1-Hour Special: A Prescription for Real Social Change
In this previously aired (albeit with poor sound quality), political philosopher Takis Fotopoulos presented his case for an alternative libratory model for reaching a healthier, happier, freer, and more humanistic future society. Fotopoulos’ model is called Inclusive Democracy, which according to him, “is derived from a synthesis of two major historical traditions: the classical democratic, and the socialist. It also encompasses radical green, feminist, indigenous and liberation movements in the South.”
The crux of Fotopoulos’ ideas amount to, “communities run on the basis of direct political democracy, as well as economic democracy (beyond the confines of the market economy and statist planning), democracy in the social realm, and ecological democracy.” Accordingly, in an inclusive democracy, “politics is no longer a technique for holding and exercising power, but the self-management of society by its members.”

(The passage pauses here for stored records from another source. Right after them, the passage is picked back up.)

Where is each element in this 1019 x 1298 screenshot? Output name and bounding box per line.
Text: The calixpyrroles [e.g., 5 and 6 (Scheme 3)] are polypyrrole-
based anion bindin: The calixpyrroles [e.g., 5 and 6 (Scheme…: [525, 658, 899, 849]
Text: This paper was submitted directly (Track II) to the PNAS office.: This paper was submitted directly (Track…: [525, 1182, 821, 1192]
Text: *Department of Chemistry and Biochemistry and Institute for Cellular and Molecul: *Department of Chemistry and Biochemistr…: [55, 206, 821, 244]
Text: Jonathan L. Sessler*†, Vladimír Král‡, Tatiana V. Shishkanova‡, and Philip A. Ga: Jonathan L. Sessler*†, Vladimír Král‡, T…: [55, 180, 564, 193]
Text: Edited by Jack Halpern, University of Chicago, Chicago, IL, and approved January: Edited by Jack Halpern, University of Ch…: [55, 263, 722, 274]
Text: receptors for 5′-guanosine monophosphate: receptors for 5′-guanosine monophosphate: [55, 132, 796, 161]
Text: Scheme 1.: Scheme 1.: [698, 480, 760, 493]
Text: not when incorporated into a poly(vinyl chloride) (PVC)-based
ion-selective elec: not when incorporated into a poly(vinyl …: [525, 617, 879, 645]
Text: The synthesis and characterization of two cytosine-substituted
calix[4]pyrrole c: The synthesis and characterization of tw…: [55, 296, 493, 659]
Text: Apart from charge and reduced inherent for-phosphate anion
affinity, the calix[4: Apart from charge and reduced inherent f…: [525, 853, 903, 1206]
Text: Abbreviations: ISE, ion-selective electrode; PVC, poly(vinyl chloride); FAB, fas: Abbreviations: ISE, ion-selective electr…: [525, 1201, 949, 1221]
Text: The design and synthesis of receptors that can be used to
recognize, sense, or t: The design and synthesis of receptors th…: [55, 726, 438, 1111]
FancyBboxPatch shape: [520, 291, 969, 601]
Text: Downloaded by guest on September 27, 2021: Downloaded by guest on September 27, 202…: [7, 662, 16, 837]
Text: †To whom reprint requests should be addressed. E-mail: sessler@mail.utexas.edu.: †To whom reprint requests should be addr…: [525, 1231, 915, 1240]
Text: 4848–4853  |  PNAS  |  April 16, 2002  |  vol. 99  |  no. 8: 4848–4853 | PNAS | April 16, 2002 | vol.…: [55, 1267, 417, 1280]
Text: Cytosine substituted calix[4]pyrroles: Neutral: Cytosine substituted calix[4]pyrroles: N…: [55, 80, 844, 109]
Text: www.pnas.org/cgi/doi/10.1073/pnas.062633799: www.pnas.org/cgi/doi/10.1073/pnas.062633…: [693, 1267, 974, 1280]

Takis Fotopoulos is a political philosopher, writer, editor, ex-academic and activist. After studying Politics, Economics and Law at the University of Athens in Greece, he moved to London for postgraduate study at the London School of Economics, on a scholarship from Athens University. Fotopoulos was a Senior Lecturer in Economics at the University of North London for over 20 years, and is noted for his synthesis of classical democracy with libertarian-socialism, as well as the radical currents found in the new social movements. He has written many books and over 600 articles which have been published in various languages. Fotopoulos is also the editor of The International Journal of Inclusive Democracy (which succeeded Democracy & Nature) and author of Towards An Inclusive Democracy in which the foundations of the inclusive democracy project were set.